Emotional intelligence is the ability to use emotions as a tool to think, rather than as an obstacle. We might avoid thinking about something because we do not want to feel the associated negative emotional states, even if this is something that we should be thinking about.
Emotional intelligence can also include being attuned to our own emotional states and those of other people. Thus, we can more accurately predict how our decisions will affect ourselves and others before actually making them. This also allows us to influence the emotional state of other people by using emotional stimuli as a way to try to make them feel happy or sad as necessary for particular purposes.

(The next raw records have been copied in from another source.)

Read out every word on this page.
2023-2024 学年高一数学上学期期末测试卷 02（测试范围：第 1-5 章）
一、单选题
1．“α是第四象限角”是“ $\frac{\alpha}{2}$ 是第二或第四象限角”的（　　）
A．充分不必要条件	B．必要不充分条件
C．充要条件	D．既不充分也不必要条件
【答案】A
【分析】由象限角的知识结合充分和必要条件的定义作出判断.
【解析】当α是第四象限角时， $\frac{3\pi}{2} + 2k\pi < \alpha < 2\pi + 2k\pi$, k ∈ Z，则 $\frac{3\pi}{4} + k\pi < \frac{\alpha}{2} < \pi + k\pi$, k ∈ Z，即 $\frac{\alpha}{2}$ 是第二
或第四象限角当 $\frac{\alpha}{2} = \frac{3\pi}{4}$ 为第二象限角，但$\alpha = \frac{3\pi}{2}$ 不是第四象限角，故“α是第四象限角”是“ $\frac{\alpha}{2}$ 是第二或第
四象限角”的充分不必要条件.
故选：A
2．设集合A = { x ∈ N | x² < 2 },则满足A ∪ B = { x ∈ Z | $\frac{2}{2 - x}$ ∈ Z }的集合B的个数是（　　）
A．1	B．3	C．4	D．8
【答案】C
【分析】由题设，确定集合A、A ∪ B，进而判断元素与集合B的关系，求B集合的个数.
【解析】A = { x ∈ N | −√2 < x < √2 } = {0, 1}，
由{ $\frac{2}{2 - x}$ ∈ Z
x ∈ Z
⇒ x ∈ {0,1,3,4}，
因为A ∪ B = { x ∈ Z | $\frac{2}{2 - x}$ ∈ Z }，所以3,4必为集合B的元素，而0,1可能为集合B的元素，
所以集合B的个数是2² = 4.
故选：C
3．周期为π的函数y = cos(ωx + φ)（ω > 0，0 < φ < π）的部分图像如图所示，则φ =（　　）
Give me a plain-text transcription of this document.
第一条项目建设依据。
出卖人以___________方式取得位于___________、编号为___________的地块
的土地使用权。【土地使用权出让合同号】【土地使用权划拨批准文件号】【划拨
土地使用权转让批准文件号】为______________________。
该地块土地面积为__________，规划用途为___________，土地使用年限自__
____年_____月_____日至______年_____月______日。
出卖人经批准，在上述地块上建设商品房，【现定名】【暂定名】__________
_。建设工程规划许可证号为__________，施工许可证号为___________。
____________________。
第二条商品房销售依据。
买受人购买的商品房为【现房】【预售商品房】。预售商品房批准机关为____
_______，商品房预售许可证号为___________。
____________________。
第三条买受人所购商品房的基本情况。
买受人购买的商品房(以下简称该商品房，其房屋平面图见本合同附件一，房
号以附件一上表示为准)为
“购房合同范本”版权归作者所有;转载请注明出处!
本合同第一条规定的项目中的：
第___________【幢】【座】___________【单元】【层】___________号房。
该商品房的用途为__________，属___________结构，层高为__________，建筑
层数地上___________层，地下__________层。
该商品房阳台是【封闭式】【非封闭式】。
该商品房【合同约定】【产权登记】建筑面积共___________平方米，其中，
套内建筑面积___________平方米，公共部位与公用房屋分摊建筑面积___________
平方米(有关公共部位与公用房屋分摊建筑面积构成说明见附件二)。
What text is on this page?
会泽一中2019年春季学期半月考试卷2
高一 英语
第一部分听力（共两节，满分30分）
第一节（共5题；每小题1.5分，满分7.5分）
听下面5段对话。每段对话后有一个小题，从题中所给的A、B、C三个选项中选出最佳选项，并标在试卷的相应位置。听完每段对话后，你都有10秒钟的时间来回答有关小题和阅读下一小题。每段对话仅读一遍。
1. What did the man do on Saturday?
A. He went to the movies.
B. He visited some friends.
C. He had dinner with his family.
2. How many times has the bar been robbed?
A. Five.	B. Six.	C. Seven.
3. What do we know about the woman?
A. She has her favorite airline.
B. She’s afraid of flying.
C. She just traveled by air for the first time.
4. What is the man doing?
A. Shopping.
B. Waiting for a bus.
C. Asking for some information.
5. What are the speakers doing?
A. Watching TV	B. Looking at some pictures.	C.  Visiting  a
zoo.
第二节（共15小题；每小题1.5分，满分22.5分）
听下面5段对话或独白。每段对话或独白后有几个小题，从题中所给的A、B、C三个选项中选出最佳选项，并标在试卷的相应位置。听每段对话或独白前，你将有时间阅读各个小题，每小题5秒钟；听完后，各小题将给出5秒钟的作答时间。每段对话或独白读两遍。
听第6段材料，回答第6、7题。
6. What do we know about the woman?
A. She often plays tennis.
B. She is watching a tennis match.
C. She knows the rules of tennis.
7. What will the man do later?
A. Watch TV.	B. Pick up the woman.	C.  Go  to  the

Emotional intelligence is important in decision-making. If we were always guided by our current emotional state, then we would very easily be influenced by other people if they elicited an emotional response in us using stimuli that were different than our own thoughts.
Emotional intelligence may also allow one to use emotions as a source of motivation or inspiration, which can help with making decisions over long periods of time. For example, you might feel inspired to put in effort for an activity if it is something that makes you feel good about yourself.
Emotions are the subjective experiences of our thoughts and feelings.